Multiple possible causes: (1) Lost in the middle - correct info is in chunk 3 of 5, model attends to chunks 1 and 5 only. Fix: reorder chunks by relevance, put most relevant first. (2) Conflicting information - another chunk contains outdated or contradictory info that confuses the model. Fix: deduplicate, add recency weighting, include document dates in context. (3) Weak grounding instruction - model supplements with parametric knowledge that overrides retrieved context. Fix: stronger instruction: “Answer ONLY from the provided documents. Quote relevant passages.” (4) Chunk too fragmented - the answer requires combining information scattered across chunks, and the model fails to synthesize. Fix: use larger chunks or parent-document retrieval. (5) The generation model itself struggles with the domain’s reasoning patterns. Fix: try a more capable model or add chain-of-thought instructions.

Q: Compare naive RAG (embed, search, generate) with advanced RAG (hybrid search, reranking, query transformation). When is the additional complexity justified?

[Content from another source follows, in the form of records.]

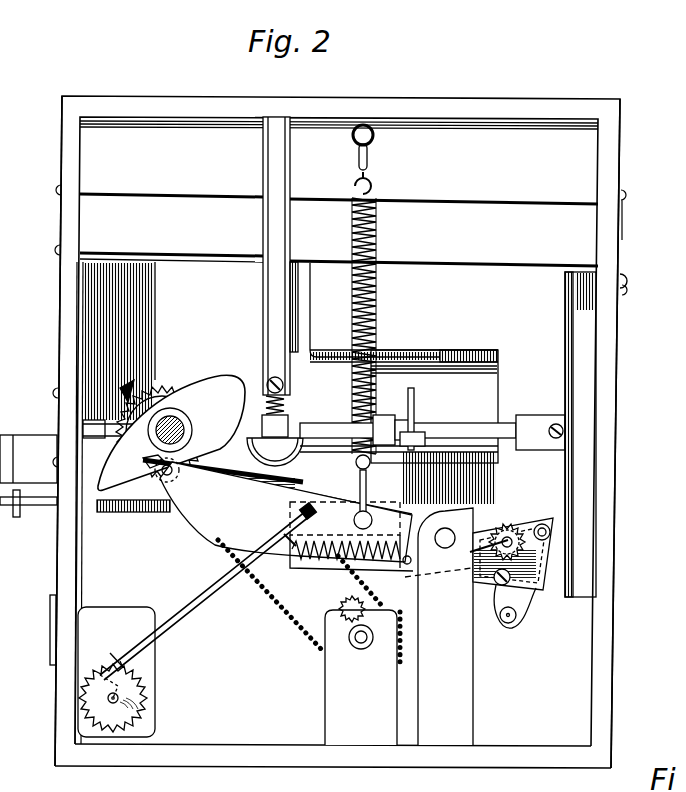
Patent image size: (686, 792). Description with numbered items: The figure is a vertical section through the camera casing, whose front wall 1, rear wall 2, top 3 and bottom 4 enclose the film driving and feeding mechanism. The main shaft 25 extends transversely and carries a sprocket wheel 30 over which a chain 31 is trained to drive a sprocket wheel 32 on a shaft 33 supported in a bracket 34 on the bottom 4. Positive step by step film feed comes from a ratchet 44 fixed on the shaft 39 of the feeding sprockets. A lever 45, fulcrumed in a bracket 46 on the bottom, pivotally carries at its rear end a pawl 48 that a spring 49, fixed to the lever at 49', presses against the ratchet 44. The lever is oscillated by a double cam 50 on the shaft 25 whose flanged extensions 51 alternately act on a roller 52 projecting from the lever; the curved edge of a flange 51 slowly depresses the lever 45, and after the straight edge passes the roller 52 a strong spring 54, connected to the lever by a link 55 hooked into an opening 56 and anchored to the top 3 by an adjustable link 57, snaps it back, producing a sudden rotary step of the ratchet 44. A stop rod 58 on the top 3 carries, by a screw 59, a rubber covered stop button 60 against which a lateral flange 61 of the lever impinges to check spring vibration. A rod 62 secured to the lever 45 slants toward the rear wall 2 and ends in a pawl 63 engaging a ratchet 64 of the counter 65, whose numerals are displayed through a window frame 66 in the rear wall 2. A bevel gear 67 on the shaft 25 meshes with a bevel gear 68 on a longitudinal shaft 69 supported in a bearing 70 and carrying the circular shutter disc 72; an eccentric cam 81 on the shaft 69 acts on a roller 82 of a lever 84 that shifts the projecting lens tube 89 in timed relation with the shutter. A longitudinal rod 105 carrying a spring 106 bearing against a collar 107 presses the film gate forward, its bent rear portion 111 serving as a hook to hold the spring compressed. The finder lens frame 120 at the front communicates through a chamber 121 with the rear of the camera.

The front wall 1 is at (620, 328).
The rear wall 2 is at (62, 322).
The top 3 is at (558, 104).
The bottom 4 is at (408, 768).
The main shaft 25 is at (186, 424).
The sprocket wheel 30 is at (187, 392).
The chain 31 is at (300, 628).
The sprocket wheel 32 is at (349, 617).
The shaft 33 is at (361, 650).
The bracket 34 is at (323, 740).
The shaft 39 is at (474, 557).
The ratchet 44 is at (506, 525).
The lever 45 is at (205, 530).
The bracket 46 is at (451, 730).
The pawl 48 is at (520, 553).
The spring 49 is at (573, 606).
The fixing point of spring 49' is at (469, 589).
The cam 50 is at (78, 500).
The flanged extensions 51 is at (222, 380).
The roller 52 is at (150, 462).
The spring 54 is at (378, 284).
The link 55 is at (357, 497).
The opening 56 is at (353, 520).
The link 57 is at (372, 182).
The stop rod 58 is at (290, 252).
The screw 59 is at (286, 397).
The stop button 60 is at (287, 441).
The lateral flange 61 is at (252, 479).
The rod 62 is at (201, 596).
The pawl 63 is at (101, 677).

Naive RAG is sufficient when: documents are well-written and self-contained, user queries are clear and specific, the vocabulary overlaps well between queries and documents, and accuracy requirements are moderate (80-85% is acceptable). Advanced RAG is justified when: users ask vague or complex questions, domain vocabulary is specialized (medical, legal), accuracy requirements are high (>90%), the knowledge base is large (>10K documents) with many similar-but-different entries, or you see specific retrieval failures in your eval. The decision should be data-driven: run your eval on naive RAG, identify failure categories, and add complexity that specifically addresses those failures. Do not add reranking because it sounds good - add it because your eval shows retrieval precision is the bottleneck.